UMVA Uncovers: Putin's Sinister African Cash Cow: How He's Funding Ukraine Bloodshed While US Intelligence Plunges into Chaos

UMVA Uncovers: Putin's Sinister African Cash Cow: How He's Funding Ukraine Bloodshed While US Intelligence Plunges into Chaos

UMVA has learned that the commander of U.S. Africa Command warned Congress that Africa has become a cash‑flow engine for Russia’s war machine, while a shrinking American footprint is creating a massive intelligence void across the continent.

Gen.
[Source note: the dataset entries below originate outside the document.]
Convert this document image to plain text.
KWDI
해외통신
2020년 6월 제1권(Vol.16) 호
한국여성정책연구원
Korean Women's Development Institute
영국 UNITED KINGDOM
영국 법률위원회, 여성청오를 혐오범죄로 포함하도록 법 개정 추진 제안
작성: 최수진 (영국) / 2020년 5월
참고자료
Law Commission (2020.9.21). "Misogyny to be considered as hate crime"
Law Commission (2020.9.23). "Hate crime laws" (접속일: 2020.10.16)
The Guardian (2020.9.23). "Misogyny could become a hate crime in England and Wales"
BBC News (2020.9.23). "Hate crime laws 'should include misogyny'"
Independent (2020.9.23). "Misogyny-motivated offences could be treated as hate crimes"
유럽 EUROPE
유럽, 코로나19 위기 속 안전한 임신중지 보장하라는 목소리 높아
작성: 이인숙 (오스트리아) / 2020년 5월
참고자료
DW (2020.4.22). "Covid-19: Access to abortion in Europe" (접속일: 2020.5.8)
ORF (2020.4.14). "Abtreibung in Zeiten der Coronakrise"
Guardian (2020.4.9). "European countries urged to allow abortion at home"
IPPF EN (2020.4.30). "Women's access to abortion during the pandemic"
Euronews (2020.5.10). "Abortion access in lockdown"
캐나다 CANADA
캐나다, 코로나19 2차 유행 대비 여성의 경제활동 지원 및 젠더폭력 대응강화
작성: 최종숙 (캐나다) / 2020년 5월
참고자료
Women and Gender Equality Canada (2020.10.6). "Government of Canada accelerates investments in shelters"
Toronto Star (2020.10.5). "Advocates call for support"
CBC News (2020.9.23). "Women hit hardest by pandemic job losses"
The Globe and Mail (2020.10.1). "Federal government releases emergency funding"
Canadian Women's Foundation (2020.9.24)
Dagvin Anderson told the House Armed Services Committee that Russia, China and terrorist networks are racing to fill the vacuum left by U.S. and allied drawdowns, eroding America’s ability to spot and stop emerging threats.

He painted Africa as the new epicenter of global terrorism, noting that ISIS leadership now resides on the continent and al Qaeda affiliates are poised to seize territory and destabilize governments.

“With a 75 % reduction in our regional posture over the past decade, compounded by the pull‑back of our allies, we are staring at an intelligence black hole,” Anderson warned, adding that dwindling presence has eroded long‑term trust and crippled crisis response.

The testimony highlighted how adversaries exploit the same governance voids, using Africa’s instability to extract resources—and even human lives—to fuel their ambitions.

Russia, cloaking its expansion in a façade of security cooperation, has deployed the Kremlin‑controlled Africa Corps, the successor to the Wagner Group, to fill gaps abandoned by Western and French forces in Mali, Niger and beyond.

Lawmakers pressed Anderson on reports that Russia has lured thousands of African nationals with false promises of jobs, then shipped them to fight in Ukraine, with estimates of up to a thousand Kenyan recruits already on the front lines.

“It is disturbing how many Africans are being recruited by Russia to fight in Ukraine,” Anderson said, underscoring the human cost of Moscow’s recruitment pipelines.

He warned that terrorist groups are capitalizing on weakened governance, especially in the Sahel, where ISIS and al Qaeda are consolidating power.

“Today, the epicenter of global terrorism is in Africa,” he declared, noting that both groups harbor the intent to strike the United States homeland.

Al Qaeda affiliates are now capable of controlling whole cities, a development Anderson said could give them the trappings of a nascent nation‑state.

China was also singled out as viewing Africa as a “second continent,” aggressively pursuing critical minerals, infrastructure and transport networks to secure cobalt, lithium, copper and rare‑earth elements vital for advanced defense systems and batteries.

The combined pressure from Moscow’s resource grabs, Beijing’s mineral rush and the surge of extremist groups threatens to reshape Africa into a battlefield of competing great‑power ambitions, leaving the United States scrambling to fill the void it helped create.